Films like these can often be the source of thrilling performances but that, too, is lacking overall. Though it should be said that there’s much to appreciate in Swantje’s portrayal, mostly because of how the physicality showcases her range of talent. The way she stiffens and contorts her body during some daring sequences is quite powerful to watch and the impact she makes on the film is significant. She is the only person who leaves such an impression, as the rest of the cast comes nowhere near being as memorable. Like many modern horror films, there’s an attempt to use conventional genre tropes to tell a more layered story, but there isn’t enough beneath the surface to make it worthy to explore.
Final Score: 4/10
“40 Years A Prisoner”
Given the current political climate revolving around social justice, it would be fitting that many documentaries would populate the landscape that emphasizes these struggles. “40 Years a Prisoner” frames its story around that theme, with a focus on a raid of the Black liberation group MOVE in 1970s Philadelphia.

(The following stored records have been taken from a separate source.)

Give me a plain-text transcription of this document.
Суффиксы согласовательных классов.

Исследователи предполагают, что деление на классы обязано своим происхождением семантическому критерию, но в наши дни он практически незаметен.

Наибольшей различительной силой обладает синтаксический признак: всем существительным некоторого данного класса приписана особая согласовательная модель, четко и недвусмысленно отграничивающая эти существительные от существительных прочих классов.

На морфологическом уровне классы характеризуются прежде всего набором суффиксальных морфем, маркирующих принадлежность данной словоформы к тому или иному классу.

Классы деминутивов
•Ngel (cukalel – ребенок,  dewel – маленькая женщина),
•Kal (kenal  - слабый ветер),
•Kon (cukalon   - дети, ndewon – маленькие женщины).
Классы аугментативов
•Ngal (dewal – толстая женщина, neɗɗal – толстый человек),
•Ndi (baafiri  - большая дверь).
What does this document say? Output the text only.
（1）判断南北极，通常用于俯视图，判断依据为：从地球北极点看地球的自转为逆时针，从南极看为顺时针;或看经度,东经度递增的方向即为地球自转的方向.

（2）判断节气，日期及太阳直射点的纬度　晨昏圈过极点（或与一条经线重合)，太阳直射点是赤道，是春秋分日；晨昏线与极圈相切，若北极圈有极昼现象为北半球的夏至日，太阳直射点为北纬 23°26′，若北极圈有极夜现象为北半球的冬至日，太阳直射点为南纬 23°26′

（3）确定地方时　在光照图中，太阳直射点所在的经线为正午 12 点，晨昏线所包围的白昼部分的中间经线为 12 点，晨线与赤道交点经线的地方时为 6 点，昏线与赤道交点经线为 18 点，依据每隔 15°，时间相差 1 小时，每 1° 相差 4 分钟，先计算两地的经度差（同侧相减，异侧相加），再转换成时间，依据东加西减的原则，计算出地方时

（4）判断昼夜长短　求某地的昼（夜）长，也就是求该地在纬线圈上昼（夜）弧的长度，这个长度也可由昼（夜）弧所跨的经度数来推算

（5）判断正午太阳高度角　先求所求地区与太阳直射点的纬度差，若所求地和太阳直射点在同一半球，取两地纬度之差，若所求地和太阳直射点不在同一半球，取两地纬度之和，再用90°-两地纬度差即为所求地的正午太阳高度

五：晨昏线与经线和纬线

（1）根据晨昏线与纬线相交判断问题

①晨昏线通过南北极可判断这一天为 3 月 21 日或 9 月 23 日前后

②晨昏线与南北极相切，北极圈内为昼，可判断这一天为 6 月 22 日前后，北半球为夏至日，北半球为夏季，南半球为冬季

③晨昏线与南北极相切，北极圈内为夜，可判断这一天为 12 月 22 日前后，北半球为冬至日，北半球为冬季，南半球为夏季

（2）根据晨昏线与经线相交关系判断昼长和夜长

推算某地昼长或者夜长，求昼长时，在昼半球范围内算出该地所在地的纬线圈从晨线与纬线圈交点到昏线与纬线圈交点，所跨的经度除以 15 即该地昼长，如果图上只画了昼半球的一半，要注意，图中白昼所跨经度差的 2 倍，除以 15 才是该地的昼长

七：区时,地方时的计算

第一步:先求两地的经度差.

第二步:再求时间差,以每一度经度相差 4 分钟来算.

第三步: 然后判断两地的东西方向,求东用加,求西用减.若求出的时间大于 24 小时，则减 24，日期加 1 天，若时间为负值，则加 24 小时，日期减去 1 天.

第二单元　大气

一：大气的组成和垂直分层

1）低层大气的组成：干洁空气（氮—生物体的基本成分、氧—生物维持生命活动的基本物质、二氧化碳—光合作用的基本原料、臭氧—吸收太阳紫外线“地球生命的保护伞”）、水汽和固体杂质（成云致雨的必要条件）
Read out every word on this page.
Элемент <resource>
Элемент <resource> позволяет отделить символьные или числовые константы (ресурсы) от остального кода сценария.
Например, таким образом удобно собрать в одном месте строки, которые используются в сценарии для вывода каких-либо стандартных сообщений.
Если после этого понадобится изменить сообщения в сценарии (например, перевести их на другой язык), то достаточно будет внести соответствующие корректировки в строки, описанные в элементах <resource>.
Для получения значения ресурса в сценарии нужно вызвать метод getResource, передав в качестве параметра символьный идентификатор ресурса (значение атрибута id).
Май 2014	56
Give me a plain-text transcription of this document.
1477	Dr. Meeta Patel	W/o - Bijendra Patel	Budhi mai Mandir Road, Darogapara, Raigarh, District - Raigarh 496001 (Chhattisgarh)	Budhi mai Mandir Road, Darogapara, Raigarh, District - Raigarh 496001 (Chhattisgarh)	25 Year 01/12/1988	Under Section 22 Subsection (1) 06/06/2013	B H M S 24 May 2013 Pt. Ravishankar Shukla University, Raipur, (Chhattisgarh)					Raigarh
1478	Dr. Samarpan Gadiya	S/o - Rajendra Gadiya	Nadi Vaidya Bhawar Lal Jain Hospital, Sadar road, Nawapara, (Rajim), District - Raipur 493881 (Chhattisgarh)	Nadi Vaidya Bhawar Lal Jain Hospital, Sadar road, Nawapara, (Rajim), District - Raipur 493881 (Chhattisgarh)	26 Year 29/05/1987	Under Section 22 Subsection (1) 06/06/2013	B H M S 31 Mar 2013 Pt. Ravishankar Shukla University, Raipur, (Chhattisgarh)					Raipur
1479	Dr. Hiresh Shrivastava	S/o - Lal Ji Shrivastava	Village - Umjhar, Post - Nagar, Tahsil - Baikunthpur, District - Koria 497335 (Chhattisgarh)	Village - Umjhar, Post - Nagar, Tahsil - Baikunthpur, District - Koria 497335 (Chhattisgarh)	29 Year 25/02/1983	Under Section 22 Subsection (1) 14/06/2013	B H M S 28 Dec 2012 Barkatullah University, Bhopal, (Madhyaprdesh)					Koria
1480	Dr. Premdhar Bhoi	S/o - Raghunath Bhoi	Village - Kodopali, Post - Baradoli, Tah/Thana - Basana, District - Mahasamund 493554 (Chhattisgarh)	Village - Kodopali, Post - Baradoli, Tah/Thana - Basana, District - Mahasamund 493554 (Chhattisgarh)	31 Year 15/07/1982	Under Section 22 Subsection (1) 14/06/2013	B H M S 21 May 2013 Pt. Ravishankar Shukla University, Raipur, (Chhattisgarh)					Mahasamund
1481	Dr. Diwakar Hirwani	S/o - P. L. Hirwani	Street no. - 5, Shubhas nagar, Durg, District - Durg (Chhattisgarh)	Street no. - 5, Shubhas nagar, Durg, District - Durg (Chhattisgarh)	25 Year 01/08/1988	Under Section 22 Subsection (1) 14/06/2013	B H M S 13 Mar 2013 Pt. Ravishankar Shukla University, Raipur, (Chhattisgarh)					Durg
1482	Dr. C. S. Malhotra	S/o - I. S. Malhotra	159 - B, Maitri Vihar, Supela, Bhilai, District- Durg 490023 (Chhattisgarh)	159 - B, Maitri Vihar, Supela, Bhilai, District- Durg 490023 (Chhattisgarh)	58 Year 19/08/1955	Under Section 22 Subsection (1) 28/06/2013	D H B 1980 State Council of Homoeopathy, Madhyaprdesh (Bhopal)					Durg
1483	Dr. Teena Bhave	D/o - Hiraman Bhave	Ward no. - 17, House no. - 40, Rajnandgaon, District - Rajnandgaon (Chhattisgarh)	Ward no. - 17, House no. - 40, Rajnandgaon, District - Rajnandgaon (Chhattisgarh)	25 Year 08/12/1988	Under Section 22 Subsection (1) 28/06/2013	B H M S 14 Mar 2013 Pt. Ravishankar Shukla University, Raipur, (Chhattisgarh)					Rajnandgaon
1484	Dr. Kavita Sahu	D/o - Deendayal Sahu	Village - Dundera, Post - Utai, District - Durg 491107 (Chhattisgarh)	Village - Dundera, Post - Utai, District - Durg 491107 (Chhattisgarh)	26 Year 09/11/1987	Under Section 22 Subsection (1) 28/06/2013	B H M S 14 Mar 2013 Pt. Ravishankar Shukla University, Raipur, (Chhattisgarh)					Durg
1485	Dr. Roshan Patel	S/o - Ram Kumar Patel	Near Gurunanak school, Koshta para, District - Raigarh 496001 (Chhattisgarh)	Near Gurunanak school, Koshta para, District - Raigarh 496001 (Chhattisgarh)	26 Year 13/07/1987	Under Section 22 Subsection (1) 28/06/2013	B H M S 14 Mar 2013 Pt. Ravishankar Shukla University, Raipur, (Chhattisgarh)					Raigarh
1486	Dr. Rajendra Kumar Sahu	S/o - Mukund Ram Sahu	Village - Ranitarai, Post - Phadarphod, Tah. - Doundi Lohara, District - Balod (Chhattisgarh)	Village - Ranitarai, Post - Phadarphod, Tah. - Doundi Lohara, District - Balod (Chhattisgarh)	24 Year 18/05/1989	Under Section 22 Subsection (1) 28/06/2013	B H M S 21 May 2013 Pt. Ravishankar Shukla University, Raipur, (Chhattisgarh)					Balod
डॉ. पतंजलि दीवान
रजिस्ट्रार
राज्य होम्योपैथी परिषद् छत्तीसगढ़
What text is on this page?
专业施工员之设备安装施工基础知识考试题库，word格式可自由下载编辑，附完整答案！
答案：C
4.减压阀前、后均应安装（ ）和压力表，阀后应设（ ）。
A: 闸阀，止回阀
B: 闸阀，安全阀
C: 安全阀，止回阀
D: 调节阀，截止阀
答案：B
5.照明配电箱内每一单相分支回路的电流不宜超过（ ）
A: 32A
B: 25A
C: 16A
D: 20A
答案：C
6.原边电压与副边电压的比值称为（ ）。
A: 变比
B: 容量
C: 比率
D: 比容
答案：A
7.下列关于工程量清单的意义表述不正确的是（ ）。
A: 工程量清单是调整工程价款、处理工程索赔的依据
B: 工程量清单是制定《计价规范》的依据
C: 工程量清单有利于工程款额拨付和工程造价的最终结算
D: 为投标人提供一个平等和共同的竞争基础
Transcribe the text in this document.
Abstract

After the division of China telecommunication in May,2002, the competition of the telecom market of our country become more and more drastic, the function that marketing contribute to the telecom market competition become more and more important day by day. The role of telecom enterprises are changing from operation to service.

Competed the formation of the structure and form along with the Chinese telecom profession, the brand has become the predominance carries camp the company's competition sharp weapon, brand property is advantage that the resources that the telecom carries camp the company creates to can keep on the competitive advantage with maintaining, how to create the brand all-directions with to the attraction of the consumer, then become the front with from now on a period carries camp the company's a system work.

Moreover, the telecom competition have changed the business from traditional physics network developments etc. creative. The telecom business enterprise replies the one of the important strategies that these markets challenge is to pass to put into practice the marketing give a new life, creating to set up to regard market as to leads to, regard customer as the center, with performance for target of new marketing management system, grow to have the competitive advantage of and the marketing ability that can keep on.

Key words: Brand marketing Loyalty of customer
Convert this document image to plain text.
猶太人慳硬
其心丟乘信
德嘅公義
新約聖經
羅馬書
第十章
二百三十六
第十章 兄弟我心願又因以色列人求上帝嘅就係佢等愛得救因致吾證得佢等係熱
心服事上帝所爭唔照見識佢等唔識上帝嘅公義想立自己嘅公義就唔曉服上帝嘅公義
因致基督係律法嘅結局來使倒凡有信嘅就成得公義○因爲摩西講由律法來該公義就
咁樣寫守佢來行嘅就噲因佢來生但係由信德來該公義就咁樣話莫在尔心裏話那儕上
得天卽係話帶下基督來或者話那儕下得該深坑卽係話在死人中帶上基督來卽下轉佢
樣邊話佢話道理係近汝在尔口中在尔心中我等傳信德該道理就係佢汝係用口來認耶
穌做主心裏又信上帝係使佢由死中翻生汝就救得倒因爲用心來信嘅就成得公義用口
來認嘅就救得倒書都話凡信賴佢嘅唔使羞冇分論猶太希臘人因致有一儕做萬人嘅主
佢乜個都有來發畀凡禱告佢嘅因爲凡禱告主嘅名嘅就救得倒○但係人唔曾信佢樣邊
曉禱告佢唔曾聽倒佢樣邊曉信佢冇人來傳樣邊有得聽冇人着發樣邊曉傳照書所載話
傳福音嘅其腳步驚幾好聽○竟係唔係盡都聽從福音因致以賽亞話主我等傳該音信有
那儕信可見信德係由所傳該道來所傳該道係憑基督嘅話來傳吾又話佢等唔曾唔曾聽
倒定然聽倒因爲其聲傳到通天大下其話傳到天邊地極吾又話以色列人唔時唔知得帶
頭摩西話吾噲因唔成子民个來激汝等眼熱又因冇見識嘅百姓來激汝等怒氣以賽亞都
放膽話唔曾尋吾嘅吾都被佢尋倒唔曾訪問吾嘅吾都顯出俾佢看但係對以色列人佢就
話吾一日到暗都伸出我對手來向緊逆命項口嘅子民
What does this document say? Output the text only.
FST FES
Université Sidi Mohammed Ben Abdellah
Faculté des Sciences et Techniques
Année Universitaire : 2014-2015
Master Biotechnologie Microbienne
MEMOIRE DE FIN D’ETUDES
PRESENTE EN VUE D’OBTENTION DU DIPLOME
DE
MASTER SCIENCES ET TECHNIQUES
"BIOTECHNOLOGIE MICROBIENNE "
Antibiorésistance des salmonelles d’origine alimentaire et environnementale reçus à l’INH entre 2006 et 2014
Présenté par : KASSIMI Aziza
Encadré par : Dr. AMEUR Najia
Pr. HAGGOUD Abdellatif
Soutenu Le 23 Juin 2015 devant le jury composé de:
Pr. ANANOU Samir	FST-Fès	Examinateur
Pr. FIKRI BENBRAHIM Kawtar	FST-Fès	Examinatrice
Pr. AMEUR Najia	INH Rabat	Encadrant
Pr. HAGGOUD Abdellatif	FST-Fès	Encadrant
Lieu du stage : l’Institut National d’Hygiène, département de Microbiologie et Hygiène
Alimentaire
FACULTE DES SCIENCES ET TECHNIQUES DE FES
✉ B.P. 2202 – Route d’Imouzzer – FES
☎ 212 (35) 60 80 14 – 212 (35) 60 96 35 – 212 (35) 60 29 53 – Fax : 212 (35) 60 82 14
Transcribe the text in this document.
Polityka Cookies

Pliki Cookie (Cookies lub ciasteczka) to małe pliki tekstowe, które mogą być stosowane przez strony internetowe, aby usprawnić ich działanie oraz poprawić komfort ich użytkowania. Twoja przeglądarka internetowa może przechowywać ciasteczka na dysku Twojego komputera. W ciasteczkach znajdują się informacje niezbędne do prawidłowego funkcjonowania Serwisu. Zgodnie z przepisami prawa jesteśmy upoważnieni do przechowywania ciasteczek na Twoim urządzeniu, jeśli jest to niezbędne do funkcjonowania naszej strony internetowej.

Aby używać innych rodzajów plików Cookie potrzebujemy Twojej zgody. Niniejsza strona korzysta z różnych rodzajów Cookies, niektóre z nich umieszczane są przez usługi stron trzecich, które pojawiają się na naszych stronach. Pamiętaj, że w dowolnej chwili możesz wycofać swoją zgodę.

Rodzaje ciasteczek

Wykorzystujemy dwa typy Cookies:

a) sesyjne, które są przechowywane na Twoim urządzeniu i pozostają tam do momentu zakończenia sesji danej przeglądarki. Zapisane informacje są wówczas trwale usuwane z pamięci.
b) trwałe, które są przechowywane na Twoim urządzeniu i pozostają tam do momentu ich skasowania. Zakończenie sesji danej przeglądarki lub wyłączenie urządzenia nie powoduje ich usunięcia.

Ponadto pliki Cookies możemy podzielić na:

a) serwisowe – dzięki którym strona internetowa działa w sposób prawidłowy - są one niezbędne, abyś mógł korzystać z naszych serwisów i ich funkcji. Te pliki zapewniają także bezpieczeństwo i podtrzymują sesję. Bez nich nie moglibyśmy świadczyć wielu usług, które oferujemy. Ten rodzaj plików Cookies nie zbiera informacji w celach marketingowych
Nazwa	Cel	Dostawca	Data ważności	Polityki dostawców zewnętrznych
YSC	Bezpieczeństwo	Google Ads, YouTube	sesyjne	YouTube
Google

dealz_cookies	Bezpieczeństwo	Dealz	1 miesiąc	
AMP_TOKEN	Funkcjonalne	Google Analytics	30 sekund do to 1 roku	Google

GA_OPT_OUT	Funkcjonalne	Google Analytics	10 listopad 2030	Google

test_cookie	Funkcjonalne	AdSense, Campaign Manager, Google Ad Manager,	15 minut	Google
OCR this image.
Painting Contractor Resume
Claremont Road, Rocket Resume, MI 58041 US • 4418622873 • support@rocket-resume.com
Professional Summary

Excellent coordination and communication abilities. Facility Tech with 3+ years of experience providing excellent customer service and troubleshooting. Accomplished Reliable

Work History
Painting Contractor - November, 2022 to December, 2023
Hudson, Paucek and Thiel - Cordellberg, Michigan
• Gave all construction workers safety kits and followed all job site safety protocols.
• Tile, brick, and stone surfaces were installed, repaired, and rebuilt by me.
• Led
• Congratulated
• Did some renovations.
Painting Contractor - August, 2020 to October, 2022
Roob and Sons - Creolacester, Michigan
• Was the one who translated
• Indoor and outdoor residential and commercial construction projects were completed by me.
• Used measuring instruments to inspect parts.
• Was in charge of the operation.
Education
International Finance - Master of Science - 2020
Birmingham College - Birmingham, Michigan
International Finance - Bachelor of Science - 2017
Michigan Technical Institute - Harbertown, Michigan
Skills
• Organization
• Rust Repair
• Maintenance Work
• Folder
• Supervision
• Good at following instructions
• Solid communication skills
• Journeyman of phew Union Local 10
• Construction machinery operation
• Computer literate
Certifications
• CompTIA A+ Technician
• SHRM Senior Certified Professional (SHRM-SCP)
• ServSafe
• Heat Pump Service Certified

The confrontation led to the death of a police officer and the arrest of several members of the group. One of the members’ sons, now an adult, is seeking their parole as the story of those fateful events is retold.
At the heart of this piece are two major storylines unfolding. One meticulously picks at the details of the past to give context to the eventual raid, and the other outlines the advocacy efforts of Michael Africa Jr. and his quest to free his parents from prison. The latter is a compelling narrative, yet it doesn’t carry quite the same sense of momentum as the former. There is still a powerful commentary on how imprisonment affects not only the individual but the entire familial network that surrounds them. However, the exploration into this plight is not quite as inviting as the other section.
The examination of the culture that surrounded this group and their confrontation with the community and the police is quite a fascinating examination. Great care is paid to showing the complex attitudes toward MOVE as a place that served to support Black identity as well as how easily it could be viewed as a cult. However, what it highlights most is the clash between minority citizens and an antagonistic police force. Obvious echoes to the Black Lives Matter movement are intentional, and the assembly of old newsreel interviews from the period give a revealing look at how many conflicts have been present for so long with little resolution. Its story does not always feel captivating, but its core commentary still makes it worthy to be sought out.
Final Score: 7/10
We are incredibly fortunate to live in a time in which technology allows us to enjoy all these films in some capacity while the world forces us to live under different circumstances. The communal aspect of actually being in a theater during a film festival will never be replicated, but it’s encouraging to see how so many of these festivals are committed to providing an avenue for films to still be seen by the public. It may be still unclear as to what the immediate future will hold, but it is wonderful to see such dedication for a public showcase. It has driven so much of the passion behind the Chicago International Film Festival in the past and it will certainly continue in its future.